There were 42 attached sales in the quarter, up 50% from the same time last year. Twenty-four were for new construction. Of these, 11 were in Pleasant Green, where sales were halted during the second quarter due to sold-out inventory before the next phase opens. The average price for all new constructions homes was down 12% to $437,000, as there were only a few villa-type homes sold in the quarter. These nudge up the average price as they tend to be more expensive, as evidenced by some new proposed listings in Old Trail pushing $900,000. There were 18 resales in the period, the average price being $378,000. On average, these resales sold for within $600 of their asking price, and sold in a median time of only eight days.

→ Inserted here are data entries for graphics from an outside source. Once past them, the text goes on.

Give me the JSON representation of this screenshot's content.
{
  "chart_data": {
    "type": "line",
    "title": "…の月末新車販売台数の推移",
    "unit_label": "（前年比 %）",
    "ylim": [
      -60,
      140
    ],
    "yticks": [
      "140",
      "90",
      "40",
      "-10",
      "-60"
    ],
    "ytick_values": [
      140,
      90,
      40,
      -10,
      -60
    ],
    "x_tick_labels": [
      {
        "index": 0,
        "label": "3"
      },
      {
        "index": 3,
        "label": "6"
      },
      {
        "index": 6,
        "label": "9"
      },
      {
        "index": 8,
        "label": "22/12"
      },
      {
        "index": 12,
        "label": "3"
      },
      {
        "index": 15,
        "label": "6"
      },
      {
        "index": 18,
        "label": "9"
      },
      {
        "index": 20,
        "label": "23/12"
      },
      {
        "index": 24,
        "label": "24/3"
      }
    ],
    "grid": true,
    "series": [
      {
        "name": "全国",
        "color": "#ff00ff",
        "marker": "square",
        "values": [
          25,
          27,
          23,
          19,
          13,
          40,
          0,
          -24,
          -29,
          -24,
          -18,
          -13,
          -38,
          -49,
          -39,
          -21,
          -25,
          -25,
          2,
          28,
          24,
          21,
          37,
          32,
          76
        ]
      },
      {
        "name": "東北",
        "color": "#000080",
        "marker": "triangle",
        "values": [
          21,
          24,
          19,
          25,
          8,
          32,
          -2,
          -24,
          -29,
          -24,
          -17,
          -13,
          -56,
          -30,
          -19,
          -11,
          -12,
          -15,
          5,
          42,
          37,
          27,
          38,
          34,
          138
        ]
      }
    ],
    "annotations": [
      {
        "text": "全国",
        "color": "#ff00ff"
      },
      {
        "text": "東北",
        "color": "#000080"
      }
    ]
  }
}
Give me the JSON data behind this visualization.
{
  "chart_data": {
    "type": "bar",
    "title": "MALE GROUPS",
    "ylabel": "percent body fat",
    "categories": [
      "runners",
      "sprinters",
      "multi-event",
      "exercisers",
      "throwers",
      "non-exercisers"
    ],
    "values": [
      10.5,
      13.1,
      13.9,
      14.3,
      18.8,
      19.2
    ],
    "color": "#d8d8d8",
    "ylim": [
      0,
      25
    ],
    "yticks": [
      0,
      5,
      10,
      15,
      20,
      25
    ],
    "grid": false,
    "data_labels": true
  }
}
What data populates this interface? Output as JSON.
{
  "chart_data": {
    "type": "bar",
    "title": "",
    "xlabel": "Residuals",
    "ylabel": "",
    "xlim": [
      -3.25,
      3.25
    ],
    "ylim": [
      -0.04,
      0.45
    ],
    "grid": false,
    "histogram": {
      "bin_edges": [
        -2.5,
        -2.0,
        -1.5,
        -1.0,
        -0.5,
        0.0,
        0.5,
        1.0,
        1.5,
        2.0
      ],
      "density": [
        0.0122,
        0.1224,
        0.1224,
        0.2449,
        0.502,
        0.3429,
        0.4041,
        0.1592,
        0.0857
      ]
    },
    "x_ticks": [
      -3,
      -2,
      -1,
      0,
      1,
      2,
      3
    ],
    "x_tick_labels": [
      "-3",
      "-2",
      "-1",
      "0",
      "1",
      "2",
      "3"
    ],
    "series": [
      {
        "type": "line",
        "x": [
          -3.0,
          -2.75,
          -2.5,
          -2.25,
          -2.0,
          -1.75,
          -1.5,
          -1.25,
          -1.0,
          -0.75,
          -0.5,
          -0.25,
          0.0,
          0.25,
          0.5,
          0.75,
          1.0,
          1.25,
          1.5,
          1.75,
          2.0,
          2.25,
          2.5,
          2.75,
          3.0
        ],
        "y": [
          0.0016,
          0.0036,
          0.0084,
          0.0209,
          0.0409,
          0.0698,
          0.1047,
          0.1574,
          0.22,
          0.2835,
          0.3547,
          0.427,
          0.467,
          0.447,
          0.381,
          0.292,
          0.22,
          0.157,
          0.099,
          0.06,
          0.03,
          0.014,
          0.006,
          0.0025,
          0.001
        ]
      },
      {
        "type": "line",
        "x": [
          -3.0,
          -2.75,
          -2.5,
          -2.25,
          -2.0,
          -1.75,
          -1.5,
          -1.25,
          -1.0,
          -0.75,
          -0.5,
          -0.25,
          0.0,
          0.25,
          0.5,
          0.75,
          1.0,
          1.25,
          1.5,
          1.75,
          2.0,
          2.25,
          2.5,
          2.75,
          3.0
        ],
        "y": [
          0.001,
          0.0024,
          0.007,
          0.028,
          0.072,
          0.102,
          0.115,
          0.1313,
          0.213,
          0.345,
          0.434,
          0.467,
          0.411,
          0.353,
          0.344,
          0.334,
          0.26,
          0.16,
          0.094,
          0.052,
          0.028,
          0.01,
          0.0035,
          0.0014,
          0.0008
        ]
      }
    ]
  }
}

The question currently most asked of real estate professionals seems to be, “Are we in a real estate bubble?” The answer is probably not. While we are certainly experiencing an out-of-balance market that favors sellers, this is due in large part to lack of supply. One of the chief economists at Freddie Mac, Sam Khatar, stated, “The main driver of the housing shortfall has been the long-term decline in the construction of single-family homes.” As builders play catch-up and build with higher-priced materials, in large part a result of supply shortages due to Covid, prices are going up. That drives up resale home prices. But this time, unlike during the Great Recession of 2007-2009, risky lending practices have been curbed, homeowners are not over-borrowing, nor are they using their homes as ATMs. So, while current pricing levels may run into headwinds like rising interest rates or discouraged buyers backing off, a bursting bubble with tumbling prices and increased inventory such as we experienced during the Great Recession probably isn’t going to happen.